David Mackenzie’s “Starred Up” is a British prison drama anchored by superb performances from Jack O’Connell and Ben Mendelsohn as a son and father confined in the same penitentiary. Tough, violent and profane, the movie is also sensitive to the nuances of emotion underneath the macho belligerence, and honest about what its characters must do to survive.

“Ida” is the first Polish-language feature directed by Pawel Pawlikowski, whose previous movies (notably “The Last Resort” and “My Summer of Love”) have made him one of the bright lights of British cinema. This movie is dark, both visually and thematically, as Mr. Pawlikowski uses a monochrome palette and a boxy, old-fashioned aspect ratio to capture the gloom of 20th-century Polish history and the glimmers of hope that managed to persist. The story of a young woman preparing to take her vows and become a Catholic nun, “Ida” touches on both the legacy of the Holocaust and the realities of postwar Communism with apt sorrow and an equally apt touch of fatalistic humor.

Sticking with titles that are also their heroine’s names, “Gloria,” from the Chilean director Sebastián Lelio, is the sad and funny portrait of a 58-year-old woman. It is hard to do justice either to Gloria (played by the amazing Paulina García) or to the story Mr. Lelio tells, which is about the way she contends with loneliness, sex, alcohol, pop music, her grown children and her neighbor’s cat.

Modern urban loneliness is also among the themes of “The Lunchbox,” the deft and charming first feature by Ritesh Batra.
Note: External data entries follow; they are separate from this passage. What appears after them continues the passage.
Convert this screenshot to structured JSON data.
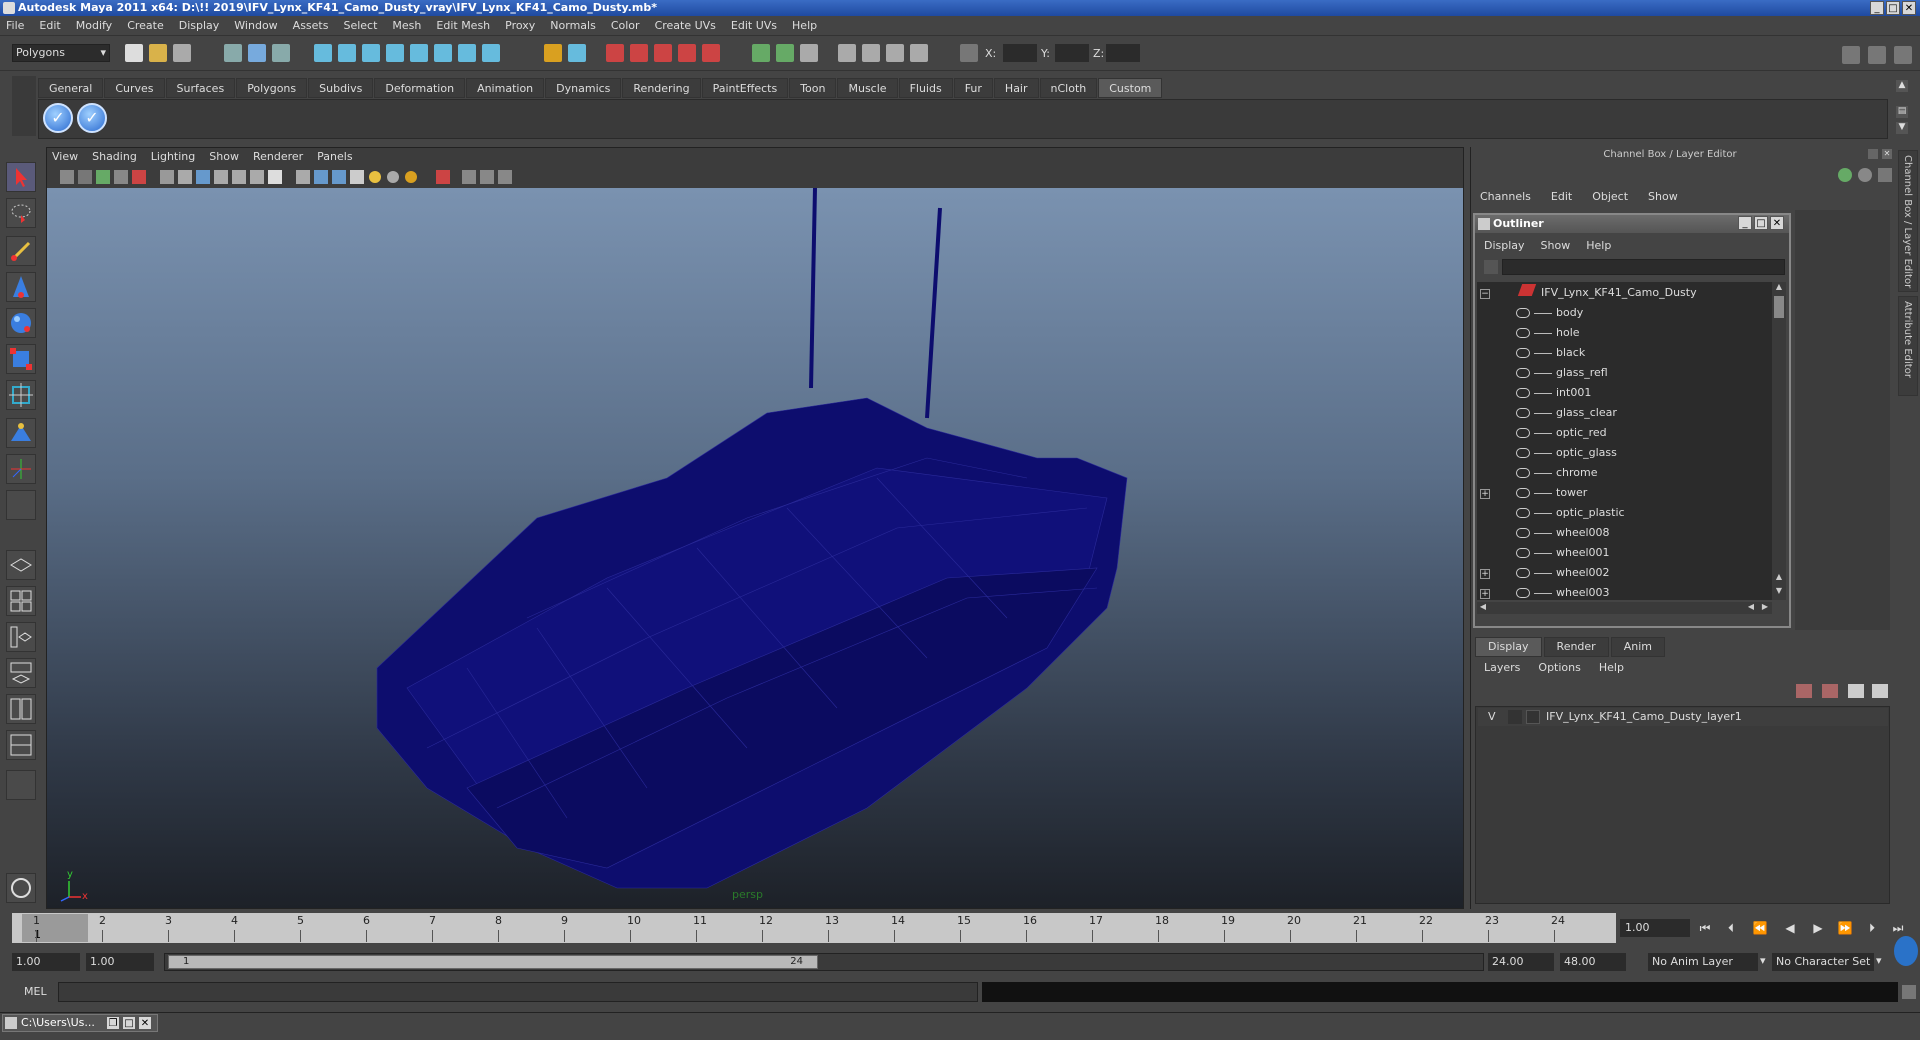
{
  "window": {
    "title": "Autodesk Maya 2011 x64: D:\\!! 2019\\IFV_Lynx_KF41_Camo_Dusty_vray\\IFV_Lynx_KF41_Camo_Dusty.mb*"
  },
  "menubar": [
    "File",
    "Edit",
    "Modify",
    "Create",
    "Display",
    "Window",
    "Assets",
    "Select",
    "Mesh",
    "Edit Mesh",
    "Proxy",
    "Normals",
    "Color",
    "Create UVs",
    "Edit UVs",
    "Help"
  ],
  "status_line": {
    "mode": "Polygons",
    "x_label": "X:",
    "y_label": "Y:",
    "z_label": "Z:"
  },
  "shelf": {
    "tabs": [
      "General",
      "Curves",
      "Surfaces",
      "Polygons",
      "Subdivs",
      "Deformation",
      "Animation",
      "Dynamics",
      "Rendering",
      "PaintEffects",
      "Toon",
      "Muscle",
      "Fluids",
      "Fur",
      "Hair",
      "nCloth",
      "Custom"
    ],
    "active_tab": "Custom"
  },
  "viewport": {
    "menu": [
      "View",
      "Shading",
      "Lighting",
      "Show",
      "Renderer",
      "Panels"
    ],
    "camera": "persp",
    "axis_y": "y",
    "axis_x": "x"
  },
  "channel_box": {
    "title": "Channel Box / Layer Editor",
    "menu": [
      "Channels",
      "Edit",
      "Object",
      "Show"
    ]
  },
  "outliner": {
    "title": "Outliner",
    "menu": [
      "Display",
      "Show",
      "Help"
    ],
    "root": "IFV_Lynx_KF41_Camo_Dusty",
    "items": [
      {
        "name": "body",
        "expandable": false
      },
      {
        "name": "hole",
        "expandable": false
      },
      {
        "name": "black",
        "expandable": false
      },
      {
        "name": "glass_refl",
        "expandable": false
      },
      {
        "name": "int001",
        "expandable": false
      },
      {
        "name": "glass_clear",
        "expandable": false
      },
      {
        "name": "optic_red",
        "expandable": false
      },
      {
        "name": "optic_glass",
        "expandable": false
      },
      {
        "name": "chrome",
        "expandable": false
      },
      {
        "name": "tower",
        "expandable": true
      },
      {
        "name": "optic_plastic",
        "expandable": false
      },
      {
        "name": "wheel008",
        "expandable": false
      },
      {
        "name": "wheel001",
        "expandable": false
      },
      {
        "name": "wheel002",
        "expandable": true
      },
      {
        "name": "wheel003",
        "expandable": true
      }
    ]
  },
  "layer_editor": {
    "tabs": [
      "Display",
      "Render",
      "Anim"
    ],
    "active_tab": "Display",
    "menu": [
      "Layers",
      "Options",
      "Help"
    ],
    "layer": {
      "visible": "V",
      "name": "IFV_Lynx_KF41_Camo_Dusty_layer1"
    }
  },
  "time_slider": {
    "ticks": [
      "1",
      "2",
      "3",
      "4",
      "5",
      "6",
      "7",
      "8",
      "9",
      "10",
      "11",
      "12",
      "13",
      "14",
      "15",
      "16",
      "17",
      "18",
      "19",
      "20",
      "21",
      "22",
      "23",
      "24"
    ],
    "current_frame_marker": "1",
    "current_frame": "1.00"
  },
  "range_slider": {
    "start_time": "1.00",
    "playback_start": "1.00",
    "range_start_label": "1",
    "range_end_label": "24",
    "playback_end": "24.00",
    "end_time": "48.00",
    "anim_layer": "No Anim Layer",
    "character_set": "No Character Set"
  },
  "command_line": {
    "label": "MEL"
  },
  "taskbar": {
    "item": "C:\\Users\\Us..."
  },
  "side_tabs": [
    "Channel Box / Layer Editor",
    "Attribute Editor"
  ],
  "colors": {
    "mesh": "#0d0d6e",
    "title_bar": "#2a56b0",
    "active_tab": "#5a5a5a"
  }
}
He uses Mumbai’s lunch-delivery system — which transports thousands of meals every day from kitchens to offices — as the background for a quasi-romantic fable that might be thought of as an Indian variation on “You’ve Got Mail.” An unhappy housewife (Nimraut Kaur) and a mopey accountant (the indispensable Irrfan Khan), accidentally linked by a rare glitch in the delivery process, begin a culinary and epistolary friendship that is traced with a perfect balance of tact and sentimentality.

So that’s a start, anyway — a start to the fall movie season, which includes (but also transcends) the Oscar race. We will see what happens to these movies as they approach sea level.